• Todavía se desconoce el alcance total del impacto del cierre de las escuelas en el aprendizaje; sin embargo, casi el 70% de los niños de diez años de los países de ingresos bajos y medios podrían ser incapaces de leer un simple cuento.
  • Los costes del cierre de escuelas superan los riesgos de mantenerlas abiertas, escriben los autores, y las medidas de mitigación COVID-19 como la ventilación y las mascarillas pueden ayudar.
  • La consolidación del plan de estudios y el aumento de la eficiencia de la enseñanza son formas vitales de apoyar la recuperación del aprendizaje.

Nos estamos encaminando hacia la semana número 100 de interrupciones educativas en todo el mundo. En promedio, cada país ha vivido 20 semanas de cierres completos de escuelas, más otras 20 semanas de cierres parciales. Los alumnos han perdido aproximadamente 2 billones de horas –y en aumento– de enseñanza presencial desde el inicio de la pandemia del COVID-19 y los subsecuentes confinamientos.

Anticipándose al Día Internacional de la Educación el 24 de enero, UNESCO, UNICEF y el Banco Mundial patrocinaron conjuntamente el seminario virtual Misión: Recuperar la Educación – Qué se necesita para evitar perder una generación [grabación del seminario web en: árabe; inglés; francés; español]. El evento se enfocó en la importancia de mantener las escuelas abiertas y apoyar la recuperación de aprendizaje, mientras la altamente contagiosa variante Omicron se propaga por todo el mundo, aumentando la presión para que los funcionarios del sector educativo cierren las escuelas nuevamente.
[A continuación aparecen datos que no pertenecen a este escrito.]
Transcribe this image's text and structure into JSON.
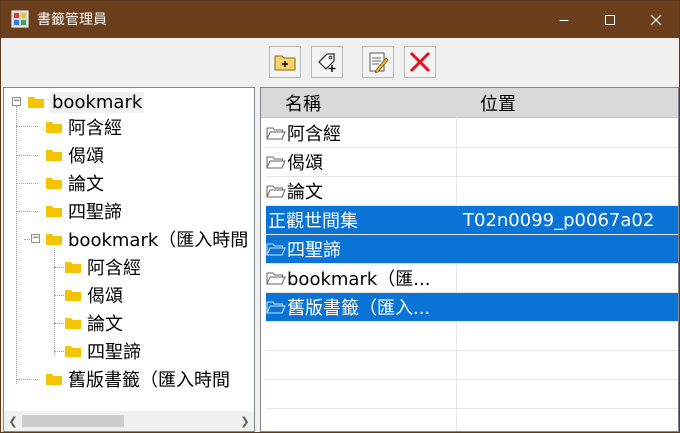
{
  "window": {
    "title": "書籤管理員"
  },
  "toolbar": {
    "buttons": [
      {
        "name": "new-folder",
        "icon": "folder-plus-icon"
      },
      {
        "name": "new-bookmark",
        "icon": "tag-plus-icon"
      },
      {
        "name": "edit",
        "icon": "notepad-edit-icon"
      },
      {
        "name": "delete",
        "icon": "red-x-icon"
      }
    ]
  },
  "tree": {
    "root_label": "bookmark",
    "items": [
      {
        "label": "阿含經"
      },
      {
        "label": "偈頌"
      },
      {
        "label": "論文"
      },
      {
        "label": "四聖諦"
      },
      {
        "label": "bookmark（匯入時間"
      },
      {
        "label": "阿含經"
      },
      {
        "label": "偈頌"
      },
      {
        "label": "論文"
      },
      {
        "label": "四聖諦"
      },
      {
        "label": "舊版書籤（匯入時間"
      }
    ]
  },
  "list": {
    "columns": {
      "name": "名稱",
      "location": "位置"
    },
    "rows": [
      {
        "name": "阿含經",
        "location": "",
        "is_folder": true,
        "selected": false
      },
      {
        "name": "偈頌",
        "location": "",
        "is_folder": true,
        "selected": false
      },
      {
        "name": "論文",
        "location": "",
        "is_folder": true,
        "selected": false
      },
      {
        "name": "正觀世間集",
        "location": "T02n0099_p0067a02",
        "is_folder": false,
        "selected": true
      },
      {
        "name": "四聖諦",
        "location": "",
        "is_folder": true,
        "selected": true
      },
      {
        "name": "bookmark（匯...",
        "location": "",
        "is_folder": true,
        "selected": false
      },
      {
        "name": "舊版書籤（匯入...",
        "location": "",
        "is_folder": true,
        "selected": true
      }
    ]
  },
  "colors": {
    "titlebar": "#6b3f1c",
    "selection": "#0a74d6",
    "folder": "#f5c400"
  }
}
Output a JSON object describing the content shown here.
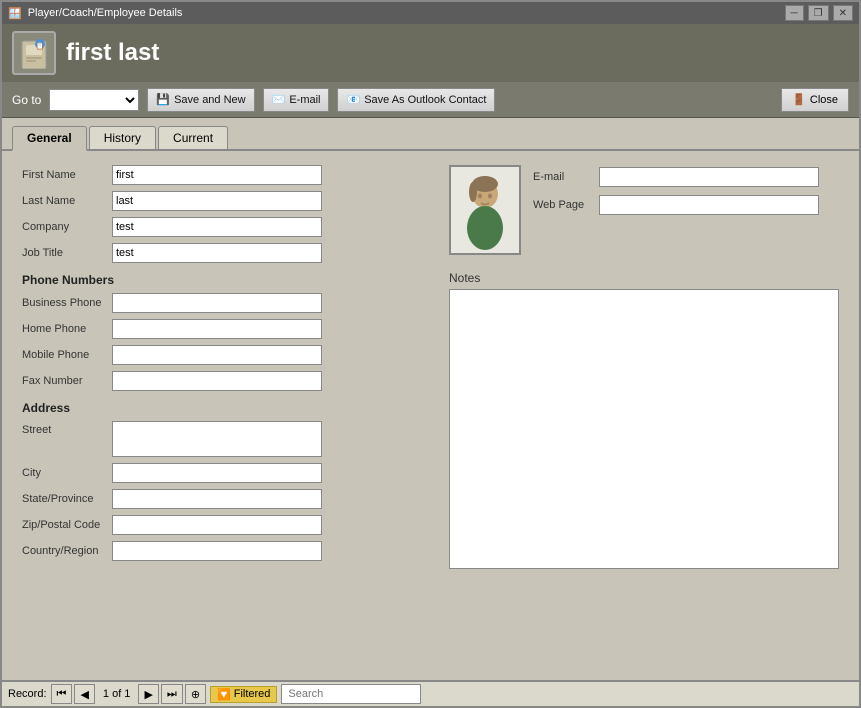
{
  "window": {
    "title": "Player/Coach/Employee Details",
    "controls": [
      "minimize",
      "restore",
      "close"
    ]
  },
  "header": {
    "title": "first last",
    "icon": "person-icon"
  },
  "toolbar": {
    "goto_label": "Go to",
    "goto_options": [
      ""
    ],
    "save_new_label": "Save and New",
    "email_label": "E-mail",
    "save_outlook_label": "Save As Outlook Contact",
    "close_label": "Close"
  },
  "tabs": [
    {
      "label": "General",
      "active": true
    },
    {
      "label": "History",
      "active": false
    },
    {
      "label": "Current",
      "active": false
    }
  ],
  "form": {
    "first_name_label": "First Name",
    "first_name_value": "first",
    "last_name_label": "Last Name",
    "last_name_value": "last",
    "company_label": "Company",
    "company_value": "test",
    "job_title_label": "Job Title",
    "job_title_value": "test",
    "phone_section_title": "Phone Numbers",
    "business_phone_label": "Business Phone",
    "business_phone_value": "",
    "home_phone_label": "Home Phone",
    "home_phone_value": "",
    "mobile_phone_label": "Mobile Phone",
    "mobile_phone_value": "",
    "fax_number_label": "Fax Number",
    "fax_number_value": "",
    "address_section_title": "Address",
    "street_label": "Street",
    "street_value": "",
    "city_label": "City",
    "city_value": "",
    "state_label": "State/Province",
    "state_value": "",
    "zip_label": "Zip/Postal Code",
    "zip_value": "",
    "country_label": "Country/Region",
    "country_value": "",
    "email_label": "E-mail",
    "email_value": "",
    "web_page_label": "Web Page",
    "web_page_value": "",
    "notes_label": "Notes",
    "notes_value": ""
  },
  "statusbar": {
    "record_label": "Record:",
    "first_btn": "⏮",
    "prev_btn": "◀",
    "record_of": "1 of 1",
    "next_btn": "▶",
    "last_btn": "⏭",
    "new_btn": "⊕",
    "filtered_icon": "🔽",
    "filtered_label": "Filtered",
    "search_placeholder": "Search"
  }
}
El impacto de los cierres de escuelas en el aprendizaje ha sido devastador. Incluso antes del COVID-19, el mundo ya venía luchando contra una crisis de aprendizaje. Más de la mitad de los niños de diez años que viven en países de ingresos medios y bajos no podía leer y entender un texto simple. Este porcentaje podría llegar ahora al 70%, debido a los prolongados cierres de escuelas y a la falta de oportunidades de un aprendizaje a distancia efectivo. Los cierres de escuelas tendieron a ser más prolongados en los países de ingresos medios y bajos y en los países que ya mostraban resultados de aprendizaje pobres antes de la pandemia, agravando las desigualdades en el ámbito de la educación.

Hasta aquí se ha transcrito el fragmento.